Focus on India: Year-end Activities [4 Key Items to Validate with Every Employee]
By Chris Klein, SVP, Global HR & Payroll Solutions

Mar 20, 2018 | Payroll | 0 comments

India Flag _Pexels_Stock_Photo

Every country around the globe has specific procedures for payroll year-end and closing of financial obligations to their respective government bodies.  In this latest Focus On series, we would like to flash some insight on India payroll year-end activities and tasks since it’s precisely that time of year in this country now.

The Financial year in India starts effective 1st April (present year) until 31st March (of upcoming year) hence, 31st March being a very important date in India payroll, so all the employers should effectively plan, organize and process the timely payroll along with year-end tasks.

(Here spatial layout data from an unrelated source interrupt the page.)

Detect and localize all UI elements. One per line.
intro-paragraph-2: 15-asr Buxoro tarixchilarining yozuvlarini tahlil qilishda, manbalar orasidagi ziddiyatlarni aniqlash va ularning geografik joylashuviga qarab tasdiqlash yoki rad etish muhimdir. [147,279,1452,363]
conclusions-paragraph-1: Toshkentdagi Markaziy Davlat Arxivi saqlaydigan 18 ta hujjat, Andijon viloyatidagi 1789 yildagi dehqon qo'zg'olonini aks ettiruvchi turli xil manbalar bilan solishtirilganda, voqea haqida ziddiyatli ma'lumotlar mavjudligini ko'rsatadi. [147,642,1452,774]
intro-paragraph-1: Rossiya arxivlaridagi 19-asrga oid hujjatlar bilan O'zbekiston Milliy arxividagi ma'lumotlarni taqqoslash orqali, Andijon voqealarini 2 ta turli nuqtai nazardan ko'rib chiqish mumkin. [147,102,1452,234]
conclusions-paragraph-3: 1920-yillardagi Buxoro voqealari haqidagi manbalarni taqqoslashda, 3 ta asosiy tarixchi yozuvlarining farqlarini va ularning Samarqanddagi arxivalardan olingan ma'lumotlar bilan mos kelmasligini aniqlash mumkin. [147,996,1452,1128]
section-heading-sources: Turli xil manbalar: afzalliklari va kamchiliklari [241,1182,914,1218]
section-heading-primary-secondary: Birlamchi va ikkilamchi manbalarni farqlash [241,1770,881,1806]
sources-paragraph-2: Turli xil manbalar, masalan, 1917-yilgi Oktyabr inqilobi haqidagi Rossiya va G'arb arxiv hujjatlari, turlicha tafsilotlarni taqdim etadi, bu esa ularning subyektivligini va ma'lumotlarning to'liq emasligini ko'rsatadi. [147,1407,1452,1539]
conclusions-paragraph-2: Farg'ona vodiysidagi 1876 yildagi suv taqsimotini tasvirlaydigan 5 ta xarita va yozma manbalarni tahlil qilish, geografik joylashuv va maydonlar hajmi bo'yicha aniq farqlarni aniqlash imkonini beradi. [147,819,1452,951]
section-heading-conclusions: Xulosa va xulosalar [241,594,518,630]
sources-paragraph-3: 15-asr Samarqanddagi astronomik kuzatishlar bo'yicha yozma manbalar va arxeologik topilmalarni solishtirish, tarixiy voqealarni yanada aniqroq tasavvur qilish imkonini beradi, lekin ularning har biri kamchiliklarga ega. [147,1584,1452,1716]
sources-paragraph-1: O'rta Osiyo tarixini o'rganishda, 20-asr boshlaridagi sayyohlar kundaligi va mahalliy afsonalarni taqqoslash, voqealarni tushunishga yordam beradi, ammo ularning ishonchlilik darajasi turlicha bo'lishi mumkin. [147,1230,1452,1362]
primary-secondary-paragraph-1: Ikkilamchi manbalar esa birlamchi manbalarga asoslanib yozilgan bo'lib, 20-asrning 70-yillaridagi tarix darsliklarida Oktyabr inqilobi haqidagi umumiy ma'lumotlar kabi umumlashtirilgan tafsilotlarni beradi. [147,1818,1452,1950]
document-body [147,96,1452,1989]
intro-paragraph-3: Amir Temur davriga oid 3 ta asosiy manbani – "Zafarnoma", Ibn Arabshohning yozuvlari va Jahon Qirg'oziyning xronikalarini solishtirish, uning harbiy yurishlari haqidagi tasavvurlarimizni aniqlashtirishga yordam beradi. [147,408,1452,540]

Starting a Fresh Financial Year Effective from 1st April
According to Indian law and payroll ethics, at the start of the year, all employers and payroll service providers ask their employees and any new hires to declare employee tax savings signed investment declarations forms hard/soft copies.

If an employee or new hire does not submit the investment declaration to the employer, then they are not eligible for any tax exemption except the employee’s provident fund (PF) contribution, voluntary and statutory for which no declaration is required.

Year-end Activities
Year-end in India is complex and the main crucial tasks fall at the time of year-end activities.  Most of the companies just organize year-end by starting in January and this lasts through March until the last payroll is finalized.  It’s the employer’s responsibility to further collect, check and validate the evidence of actual proofs corresponding to the investment declaration they made earlier.  Usually, companies take a soft copy of proofs from employees and re-calculate the tax liability during the February and March payrolls.

The potential impact on the employee’s salary during these months is as follows:

1. If the documents submitted for investment declarations match what was provided at the time of the investment submission, then there will be no tax impacts and employees will receive the same salary for January, February & March months respectively.

2. If the employee’s actual proofs submitted for investments are lower, this will result in higher tax liabilities and lower net pay.

3. If the employee’s actual proofs submitted for investments are higher than what he declared at starting of the year (within legal limits) this will result in lower tax liabilities and higher net pay.

4. If no declaration was made originally at the time of the investment declaration, proof of evidence can be submitted and the taxes can be reduced.  If this leaves the employee in a position of tax overpayment, then the employee can request the tax refund from the IT department by filing their individual income tax return.  

Key Points

  1.   The tax exemption should not be given to the employee in the final true up without the requisite proofs.
  2.   Due to this specific manual year-end process in India, February and March tend to be a very busy time for anyone involved, as the process is also complicated and usually is accompanied by a high volume of queries.


  • File the 4th quarter return with the Income tax Department – 31st May
  • Issue the Form-16 (year-end forms) to the employee – 31st May
  • File the individual income tax return – 31st July (Depending on the Govt. deadlines)

This is just an overview of the year end process for India.  There are many things to consider, not the least of which is your organization’s policies and payroll systems.